We got up a bit after 5:00 am, to walk up to Choin-in up the hill from where we are staying for morning services. It was a rich sound scape, the thunk as we kept the beat for the procession on gourds, the chant, the bells, the sharp clack-clack of the wood blocks, the chirping of the nightingale floor as we moved from one space to another, the ravens cawing in the pre-dawn stillness — and the roar of the motorcycle patrolling the grounds.

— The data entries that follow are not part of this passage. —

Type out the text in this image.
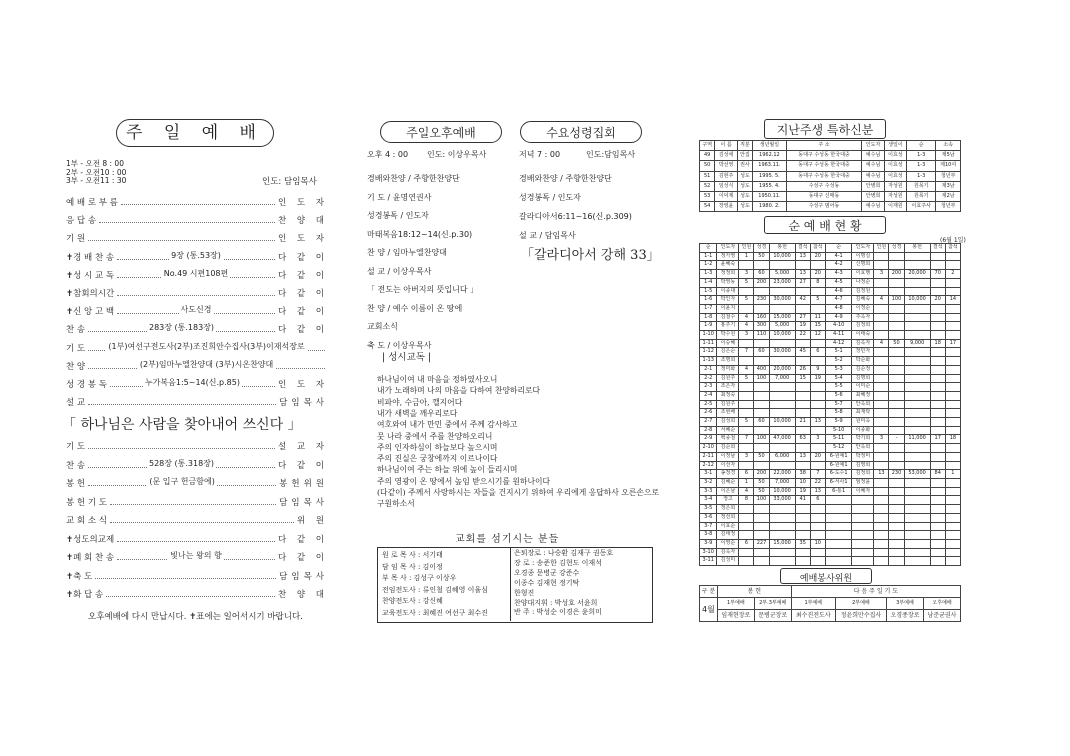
주 일 예 배
1부 - 오전 8 : 00
2부 - 오전10 : 00
3부 - 오전11 : 30	인도: 담임목사
예 배 로 부 름	인 도 자
응 답 송	찬 양 대
기 원	인 도 자
✝경 배 찬 송	9장 (통.53장)	다 같 이
✝성 시 교 독	No.49 시편108편	다 같 이
✝참회의시간	다 같 이
✝신 앙 고 백	사도신경	다 같 이
찬 송	283장 (통.183장)	다 같 이
기 도	(1부)여선구전도사(2부)조진희안수집사(3부)이재석장로
찬 양	(2부)임마누엘찬양대 (3부)시온찬양대
성 경 봉 독	누가복음1:5~14(신.p.85)	인 도 자
설 교	담임목사
「 하나님은 사람을 찾아내어 쓰신다 」
기 도	설 교 자
찬 송	528장 (통.318장)	다 같 이
봉 헌	(문 입구 헌금함에)	봉헌위원
봉 헌 기 도	담임목사
교 회 소 식	위 원
✝성도의교제	다 같 이
✝폐 회 찬 송	빛나는 왕의 향	다 같 이
✝축 도	담임목사
✝화 답 송	찬 양 대
오후예배에 다시 만납시다. ✝표에는 일어서시기 바랍니다.
주일오후예배	수요성령집회
오후 4 : 00 인도: 이상우목사	저녁 7 : 00	인도:담임목사
경배와찬양 / 주향한찬양단
기 도 / 윤명연권사
성경봉독 / 인도자
마태복음18:12~14(신.p.30)
찬 양 / 임마누엘찬양대
설 교 / 이상우목사
「 전도는 아버지의 뜻입니다 」
찬 양 / 예수 이름이 온 땅에
교회소식
축 도 / 이상우목사
경배와찬양 / 주향한찬양단
성경봉독 / 인도자
갈라디아서6:11~16(신.p.309)
설 교 / 담임목사
「갈라디아서 강해 33」
| 성시교독 |
하나님이여 내 마음을 정하였사오니
내가 노래하며 나의 마음을 다하여 찬양하리로다
비파야, 수금아, 깰지어다
내가 새벽을 깨우리로다
여호와여 내가 만민 중에서 주께 감사하고
뭇 나라 중에서 주를 찬양하오리니
주의 인자하심이 하늘보다 높으시며
주의 진실은 궁창에까지 이르나이다
하나님이여 주는 하늘 위에 높이 들리시며
주의 영광이 온 땅에서 높임 받으시기를 원하나이다
(다같이) 주께서 사랑하시는 자들을 건지시기 위하여 우리에게 응답하사 오른손으로
구원하소서
교회를 섬기시는 분들
원 로 목 사 : 서기태
담 임 목 사 : 김이정
부 목 사 : 김성구 이상우
전임전도사 : 류인철 김혜영 이율심
찬양전도사 : 강신혜
교육전도사 : 최혜진 여선구 최수진
은퇴장로 : 나승환 김재구 권동호
장 로 : 송준한 김현도 이재석
오경종 문병군 강준수
이종수 김재현 정기탁
한형진
찬양대지휘 : 박성호 서윤희
반 주 : 박성순 이경은 윤희미
지난주생 특하신분
구역	이 름	직분	생년월일	주 소	인도자	생일이	순	소속
49	김성애	안집	1962.12	동대구 수성동 한국대중	예수님	이효성	1-3	제5남
50	박선영	권사	1963.11.	동대구 수성동 한국대중	예수님	이효성	1-3	제10여
51	김현주	성도	1995. 5.	동대구 수성동 한국대중	예수님	이효성	1-3	청년부
52	임성식	성도	1955. 4.	수성구 수성동	안병희	자성원	원목기	제3남
53	이덕제	성도	1950.11.	동대구 신매동	안병희	자성원	원목기	제2남
54	장영윤	성도	1980. 2.	수성구 범어동	예수님	이재원	이효주사	청년부
순 예 배 현 황
(6월 1일)
순	인도자	인원	성경	봉헌	결석	참석	순	인도자	인원	성경	봉헌	결석	참석
1-1	정가영	1	50	10,000	13	20	4-1	이명실					
1-2	윤혜숙						4-2	신명희					
1-3	정정희	3	60	5,000	13	20	4-3	이효행	3	200	20,000	70	2
1-4	박영동	5	200	23,000	27	8	4-5	나정순					
1-5	이종대						4-6	김정원					
1-6	박인자	5	230	30,000	42	5	4-7	김혜숙	4	100	10,000	20	14
1-7	이윤지						4-8	이정순					
1-8	김철수	4	160	15,000	27	11	4-9	주옥자					
1-9	홍주기	4	300	5,000	19	15	4-10	김정희					
1-10	박수원	3	110	10,000	22	12	4-11	이태숙					
1-11	이승혜						4-12	김옥자	4	50	9,000	18	17
1-12	김은순	7	60	30,000	45	6	5-1	정민자					
1-13	조명희						5-2	박순화					
2-1	정미화	4	400	20,000	26	9	5-3	김순정					
2-2	김원주	5	100	7,000	15	19	5-4	김명희					
2-3	조은자						5-5	이미순					
2-4	최정숙						5-6	최혜정					
2-5	김원주						5-7	안옥희					
2-6	조현배						5-8	최재탁					
2-7	김성희	5	60	10,000	21	13	5-9	원미옥					
2-8	서혜순						5-10	이종화					
2-9	백종철	7	100	47,000	63	3	5-11	박기희	3	-	11,000	17	18
2-10	김순희						5-12	안옥희					
2-11	이정남	3	50	6,000	13	20	6-원예1	박정미					
2-12	이선자						6-원예1	김영희					
3-1	송정경	6	200	22,000	38	7	6-도수1	김정희	13	230	53,000	84	1
3-2	김혜순	1	50	7,000	10	22	6-서사1	엄정윤					
3-3	이은남	4	50	10,000	19	13	6-통1	이혜자					
3-4	정고	8	100	33,000	41	6							
3-5	정은희												
3-6	정선희												
3-7	이효순												
3-8	김태정												
3-9	이영순	6	227	15,000	35	10							
3-10	김옥자												
3-11	김성미												
예배봉사위원
구 분	봉 헌		다 음 주 일 기 도			
4월	1부예배	2부.3부예배	1부예배	2부예배	3부예배	오후예배
	임재현장로	문병군장로	최수진전도사	정윤희안수집사	오경종장로	남준균권사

From there we went to Kiyumizudera, a temple built next to a beautiful spring and with an amazing view of Kyoto. The streets are crowded with tourists and students, and lots of little shops. It was hot, so the water (mizu) was incredibly refreshing and the sample of cold yuzu honey (yuzu mitsu) drink was amazing. We practiced the ritual of washing your hands and rinsing your mouth at various spots. In my course we have been discussing the body and prayer/meditation. What are the connections between mind and body and the transcendent in different traditions? How do we mark boundaries between dedicated contemplative time and daily life?
We walked through Tainaimeguri – pilgrimage through the womb, a short descent beneath a hall in complete darkness. We’ve talked about James Turrell’s work in my class, about the ways in which light and darkness can be manipulated to change the texture – the set and setting – of a contemplation.
We then went to Honen-in, where we walked through a beautiful moss garden, with many water features and a much quieter spot than Kiyumizudera.
From there we walked up to Ginkakuji, the Silver Pavilion. We walked up and above the temple precincts, looking down on the gardens below. Each view elicits a different reaction.